Could the pursuit of happiness be considered the purpose of all life? Is it not what all life strives for?
Accepted:
October 19, 2005

Comments

Nicholas D. Smith
October 21, 2005 (changed October 21, 2005) Permalink

It really depends upon what you mean by "happiness." If you mean the somewhat fleeting and temporary experience (like the "happy" in "happy hour"), I think a life aimed at happiness would turn out to be fairly meaningless and empty. But if by "happiness" you mean something like "flourishing as a human being" or "having a complete and full life" or something like this, then it does seem like a reasonable overall aim in life.

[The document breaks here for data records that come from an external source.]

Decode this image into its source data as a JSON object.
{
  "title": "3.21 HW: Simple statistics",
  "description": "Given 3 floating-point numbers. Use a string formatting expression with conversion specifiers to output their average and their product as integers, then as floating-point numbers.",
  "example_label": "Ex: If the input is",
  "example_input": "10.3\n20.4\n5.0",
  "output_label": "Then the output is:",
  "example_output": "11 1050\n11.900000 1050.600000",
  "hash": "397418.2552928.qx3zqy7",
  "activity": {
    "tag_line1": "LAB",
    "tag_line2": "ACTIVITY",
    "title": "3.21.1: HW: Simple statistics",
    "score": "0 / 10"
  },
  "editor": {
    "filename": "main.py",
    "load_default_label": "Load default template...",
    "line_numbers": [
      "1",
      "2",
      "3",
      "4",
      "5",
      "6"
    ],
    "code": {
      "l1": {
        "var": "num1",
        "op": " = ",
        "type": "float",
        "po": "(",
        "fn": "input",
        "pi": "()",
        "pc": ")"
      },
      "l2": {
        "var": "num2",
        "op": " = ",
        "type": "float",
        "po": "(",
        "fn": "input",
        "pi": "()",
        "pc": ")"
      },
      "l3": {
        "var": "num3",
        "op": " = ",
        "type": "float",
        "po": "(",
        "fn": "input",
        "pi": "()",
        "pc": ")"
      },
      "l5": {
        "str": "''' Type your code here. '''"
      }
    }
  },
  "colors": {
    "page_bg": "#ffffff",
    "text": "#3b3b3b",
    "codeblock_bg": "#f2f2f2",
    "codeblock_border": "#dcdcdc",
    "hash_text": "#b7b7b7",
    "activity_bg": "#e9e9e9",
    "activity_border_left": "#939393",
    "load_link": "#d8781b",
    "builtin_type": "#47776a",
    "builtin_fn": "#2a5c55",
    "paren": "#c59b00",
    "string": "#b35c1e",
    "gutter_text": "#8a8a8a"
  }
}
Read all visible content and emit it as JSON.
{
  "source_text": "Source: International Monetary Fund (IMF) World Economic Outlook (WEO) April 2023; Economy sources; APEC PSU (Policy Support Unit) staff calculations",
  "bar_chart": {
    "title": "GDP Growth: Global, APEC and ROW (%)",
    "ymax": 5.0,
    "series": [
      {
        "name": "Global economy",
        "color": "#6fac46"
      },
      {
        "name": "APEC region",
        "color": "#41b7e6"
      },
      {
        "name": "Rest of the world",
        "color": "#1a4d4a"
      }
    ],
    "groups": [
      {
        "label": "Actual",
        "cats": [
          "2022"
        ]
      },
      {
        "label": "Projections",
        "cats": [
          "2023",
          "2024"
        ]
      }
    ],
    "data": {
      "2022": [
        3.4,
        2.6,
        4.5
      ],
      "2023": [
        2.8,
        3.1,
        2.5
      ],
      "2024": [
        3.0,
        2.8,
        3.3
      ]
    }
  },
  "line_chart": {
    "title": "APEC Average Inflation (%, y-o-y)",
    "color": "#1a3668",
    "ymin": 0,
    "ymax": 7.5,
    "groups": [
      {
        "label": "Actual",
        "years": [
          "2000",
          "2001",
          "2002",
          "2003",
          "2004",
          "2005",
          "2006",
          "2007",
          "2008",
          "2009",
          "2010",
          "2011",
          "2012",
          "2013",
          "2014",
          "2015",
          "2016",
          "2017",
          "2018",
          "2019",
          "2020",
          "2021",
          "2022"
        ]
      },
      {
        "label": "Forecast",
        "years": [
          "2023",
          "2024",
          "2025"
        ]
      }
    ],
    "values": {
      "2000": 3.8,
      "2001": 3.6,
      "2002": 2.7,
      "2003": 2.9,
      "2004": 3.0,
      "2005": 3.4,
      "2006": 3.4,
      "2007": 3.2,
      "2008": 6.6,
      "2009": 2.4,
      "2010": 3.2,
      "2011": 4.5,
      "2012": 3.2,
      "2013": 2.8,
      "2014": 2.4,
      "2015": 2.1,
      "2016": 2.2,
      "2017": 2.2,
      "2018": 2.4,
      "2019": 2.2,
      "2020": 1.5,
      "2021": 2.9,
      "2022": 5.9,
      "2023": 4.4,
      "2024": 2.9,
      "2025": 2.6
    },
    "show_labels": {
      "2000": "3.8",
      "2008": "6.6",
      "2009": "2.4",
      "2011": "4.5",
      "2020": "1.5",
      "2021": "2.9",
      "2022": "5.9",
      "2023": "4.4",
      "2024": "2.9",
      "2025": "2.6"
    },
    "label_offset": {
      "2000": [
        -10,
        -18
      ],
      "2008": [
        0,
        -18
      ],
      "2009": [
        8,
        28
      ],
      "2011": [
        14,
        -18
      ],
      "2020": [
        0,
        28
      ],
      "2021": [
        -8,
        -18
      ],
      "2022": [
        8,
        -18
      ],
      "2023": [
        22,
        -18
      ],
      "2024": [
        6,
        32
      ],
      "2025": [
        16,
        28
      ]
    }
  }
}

Philosophers who think that this aim can be one's guiding aim in life (and the aim from which all value in a human life flows) are called "eudaimonists," from the ancient Greek word, eudaimonia. Most ancient Greek philosophers thought that eudaimonia (which is generally translated as "happiness") was and should be the guiding principle and the ultimate aim of human life. If you would like to see a fine example of how a serious ethical work takes this position, I would enthusiastically recommend Aristotle's Nicomachean Ethics, especially when he lays out his eudaimonistic foundations in Book I.

Of course, other philosophers have also taken happiness seriously as an end of life and action. A very different approach that also continues to have wide influence in ethics, which also takes happiness as a foundational value, may be found in John Stuart Mill's Utilitarianism.